There is such apparent and imminent departure in her eye that Burgoyne feels that there is no time to be lost.

"Have you decided upon your hotel in Florence?" he asks precipitately.

"We have decided against them all," is her answer. "We have taken a little apartment—a poor little entresol; but it is such a poor little one, that I should be ashamed to ask any of my friends to come and see me there."

She accompanies the last words, as if to take the sting out of them, with as sweet and friendly a smile as any he remembers in the Devonshire days. But the sting is not taken out, all the same; it lingers, pricking and burning still, after both the tall, thin, black figure, and the slim, little gray one have disappeared.

The moment that this is the case, Byng rejoins his friend; a curiosity and alert interest in his young eyes, which his companion feels no desire to gratify. He is unable, however, to maintain the entire silence he had intended upon the subject, since Byng, after waiting for what, to his impatience, appears a more than decent interval, is constrained to remark—

"Did I hear you tell that lady, when first you spoke to her, that she was dead?"

"I thought she was."

"Had you heard it?"

"No."

"Did you see it in the papers?"

"No."

A pause.

"I wonder why you thought she was dead."

The other makes a rather impatient movement.

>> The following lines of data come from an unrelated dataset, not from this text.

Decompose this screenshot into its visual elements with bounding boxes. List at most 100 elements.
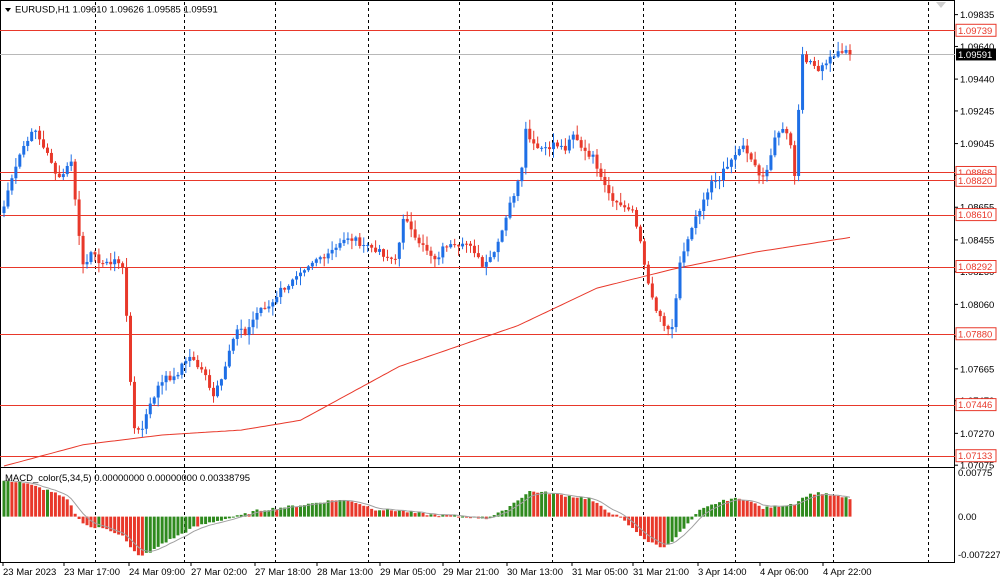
candle-body [524, 128, 528, 168]
macd-bar [176, 516, 180, 536]
price-tick-label: 1.08060 [960, 300, 994, 311]
candle [132, 376, 136, 434]
candle [310, 260, 314, 270]
candle-body [741, 145, 745, 150]
candle-body [729, 159, 733, 167]
candle [690, 226, 694, 241]
current-price-tag [956, 48, 996, 61]
candle-body [382, 249, 386, 257]
macd-bar [729, 498, 733, 517]
candle-body [101, 263, 105, 265]
candle [287, 284, 291, 294]
candle [378, 244, 382, 256]
candle [840, 43, 844, 54]
candle [152, 396, 156, 406]
candle-body [808, 61, 812, 63]
macd-bar [30, 484, 34, 517]
candle [97, 248, 101, 273]
candle [417, 234, 421, 248]
candle-body [164, 375, 168, 383]
candle [607, 176, 611, 201]
candle-body [516, 181, 520, 197]
candle-body [544, 147, 548, 149]
candle [168, 371, 172, 382]
macd-bar [338, 499, 342, 517]
candle-body [532, 139, 536, 144]
candle-body [61, 174, 65, 178]
candle-body [571, 134, 575, 140]
candle [453, 238, 457, 248]
macd-bar [706, 506, 710, 517]
candle [275, 291, 279, 305]
macd-bar [65, 499, 69, 517]
candle [563, 138, 567, 155]
macd-bar [6, 479, 10, 517]
candle-body [168, 375, 172, 381]
macd-bar [548, 494, 552, 517]
macd-bar [57, 495, 61, 517]
candle [125, 257, 129, 322]
macd-bar [370, 508, 374, 517]
candle-body [2, 206, 6, 214]
macd-bar [409, 511, 413, 517]
macd-bar [844, 497, 848, 517]
candle [156, 381, 160, 407]
candle-body [306, 266, 310, 271]
symbol-menu-chevron-down-icon[interactable] [5, 8, 11, 12]
macd-bar [393, 511, 397, 517]
candle [650, 276, 654, 300]
candle-body [805, 54, 809, 63]
macd-bar [670, 516, 674, 542]
macd-bar [298, 505, 302, 517]
macd-bar [97, 516, 101, 528]
candle [322, 253, 326, 267]
candle-body [136, 428, 140, 430]
macd-bar [765, 506, 769, 517]
candle-body [156, 385, 160, 398]
candle-body [14, 166, 18, 179]
macd-bar [425, 515, 429, 517]
candle-body [488, 257, 492, 262]
candle [180, 362, 184, 379]
macd-bar [385, 508, 389, 517]
macd-bar [532, 491, 536, 517]
candle [330, 241, 334, 261]
macd-bar [49, 491, 53, 517]
candle-body [733, 154, 737, 160]
macd-bar [136, 516, 140, 556]
macd-histogram [2, 479, 852, 556]
candle-body [129, 315, 133, 382]
candle [160, 374, 164, 395]
candle [753, 151, 757, 168]
candle [737, 146, 741, 157]
candle [532, 130, 536, 151]
macd-bar [101, 516, 105, 529]
candle-body [848, 49, 852, 55]
candle-body [22, 145, 26, 155]
candle-body [682, 251, 686, 263]
macd-bar [279, 507, 283, 517]
candle-body [184, 360, 188, 364]
candle [144, 408, 148, 435]
candle [298, 267, 302, 286]
candle-body [749, 153, 753, 160]
candle [14, 158, 18, 184]
scroll-chevron-down-icon[interactable] [936, 2, 946, 8]
candle-body [401, 218, 405, 243]
candle-body [552, 142, 556, 150]
candle-body [271, 302, 275, 307]
horizontal-level-lines[interactable] [0, 30, 955, 457]
candle [172, 367, 176, 384]
macd-bar [346, 500, 350, 517]
candle-body [215, 385, 219, 397]
candle-body [279, 287, 283, 298]
candle-body [465, 243, 469, 245]
candle-body [567, 139, 571, 151]
candle-body [445, 246, 449, 248]
candle-body [243, 328, 247, 336]
candle-body [540, 147, 544, 149]
macd-bar [650, 516, 654, 543]
candle-body [828, 56, 832, 64]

"I had no reason—none whatever. It was an idiotic inference."

Byng draws a long breath of satisfaction.

"Well, at all events, I am very glad that she is not."

Jim turns upon him with something of the expression of face worn by Mrs. Sarah Gamp on hearing Mrs. Prig express her belief that it was not by Mrs. Harris that her services would be required. "Why should you be glad of that, Betsy? She is unbeknown to you except by hearing. Why should you be glad?"

As Byng's case is a more aggravated one than Mrs. Prig's, seeing that Elizabeth Le Marchant is 'unbeknown' to him even by hearing, so is the warmth, or rather coldness, with which his friend receives his remark not inferior to that of "Sairey."

"I do not quite see how it affects you. Why are you glad?"

"Why am I glad?" replies the younger man, with a lightening eye. "For the same reason that I am glad that Vandyke painted that picture"—pointing to it—"or that Shakespeare wrote As You Like It. The world is the richer by them all three."

But to this poetic and flattering analogy, Jim's only answer is a surly "Humph!"